3. Микропроцессоры. т.2 - Средства сопряжения. Контролирующие и информационно-управляющие системы., под ред. Преснухина Л.Н., -М.: Высшая школа, 1986, - 384 с.
4. Желнов Ю.А. Точностные характеристики управляющих вычислительных машин. - М.: Энергоатомиздат, 1983. - 136 с.
5. Журавлев Ю.П., Системное проектирование управляющих ЦВМ. - M.: Мир, 1974. - 368 с.
6. Строганов Р.П. Управляющие машины и их применение. - М.: Высшая школа, 1986. - 240 с.
7. Eglar P. Sensors for measurment and control., LONGMAN, 1996
8. Аш Ж. Датчики измерительных систем. - М.: Мир, 1992, т.2 424с.
9. Вульвет Дж. Датчики в цифровых системах. - М.: Энергоиздат, 1981. - 200 с.
10. Jianxin Tang, Division of Electrical Engineering Alfred University, Rulph Chassaing, Dept. of Electrical and Computer Engineering, PID Controller Using the TMS320C31 DSK for Real-Time DC Motor Speed and Position Control, 2001.
11. Sathish K. Shanmugasundaram, Control system design for an autonomous mobile robot, thesis submitted to the Division of the University of Cincinnati in partial fulfillment of the requirements for the degree of MASTER OF SCIENCE, 2000.

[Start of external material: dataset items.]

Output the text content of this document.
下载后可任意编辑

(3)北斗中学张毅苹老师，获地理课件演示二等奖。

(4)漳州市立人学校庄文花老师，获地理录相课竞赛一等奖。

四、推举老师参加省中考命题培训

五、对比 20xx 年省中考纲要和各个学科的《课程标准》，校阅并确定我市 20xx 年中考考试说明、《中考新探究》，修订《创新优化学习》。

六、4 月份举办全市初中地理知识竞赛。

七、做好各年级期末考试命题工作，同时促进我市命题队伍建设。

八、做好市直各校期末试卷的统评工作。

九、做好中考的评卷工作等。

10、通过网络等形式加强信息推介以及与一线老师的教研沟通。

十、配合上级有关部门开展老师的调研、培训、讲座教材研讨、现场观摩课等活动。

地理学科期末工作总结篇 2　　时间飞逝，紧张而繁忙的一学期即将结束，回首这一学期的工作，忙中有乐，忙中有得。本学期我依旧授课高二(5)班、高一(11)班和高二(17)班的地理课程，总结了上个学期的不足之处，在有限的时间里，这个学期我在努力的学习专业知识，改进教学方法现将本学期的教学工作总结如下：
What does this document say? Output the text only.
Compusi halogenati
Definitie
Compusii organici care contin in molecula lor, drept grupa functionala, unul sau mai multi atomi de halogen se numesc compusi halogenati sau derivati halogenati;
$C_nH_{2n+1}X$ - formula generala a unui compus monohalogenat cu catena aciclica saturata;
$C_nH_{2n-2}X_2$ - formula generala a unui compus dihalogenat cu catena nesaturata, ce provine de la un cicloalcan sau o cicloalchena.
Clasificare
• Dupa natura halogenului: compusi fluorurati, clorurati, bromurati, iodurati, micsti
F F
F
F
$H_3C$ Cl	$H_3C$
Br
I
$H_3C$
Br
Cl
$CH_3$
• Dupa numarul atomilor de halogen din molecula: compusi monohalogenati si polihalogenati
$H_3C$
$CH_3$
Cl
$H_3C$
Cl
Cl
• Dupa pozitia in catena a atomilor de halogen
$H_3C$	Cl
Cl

12. Kilian T., Modern Control Technology Components and Systems, 2000
13. Соренков Э.И., Телига А.И., Шаталов А.С., Точность вычислительных устройств и алгоритмов. - М.: Машиностроение, 1976, 200 с.
14. Лазарев Ю., MatLAB5.x. -К.: BHV, 2000. 384 c.
15. Аналого-цифровые преобразователи фирмы National Semiconductor, (http://www.gaw.ru/html.cgi/doc/NS/adc/adc_ns.htm)
16. Омельченко В., Системи цифрової обробки інформації та методи підвищення достовірності інформації, (http://www.div.ukma.kiev.ua/pub/confer/ukma_98/thesises/nature_s/inf_comp/omelch2.htm)
17. Бесекерский В.А., Изранцев В.В., Системы автоматического управления с микроЭВМ. -М.: Наука, 1987, 320 с.
18. Sensor application information, Sensor_Info.pdf, (www.entran.com)
19. Бесекерский В.А., Попов Е.П., Теория систем автоматического регулирования. - М.: Наука, 1975, 768 с.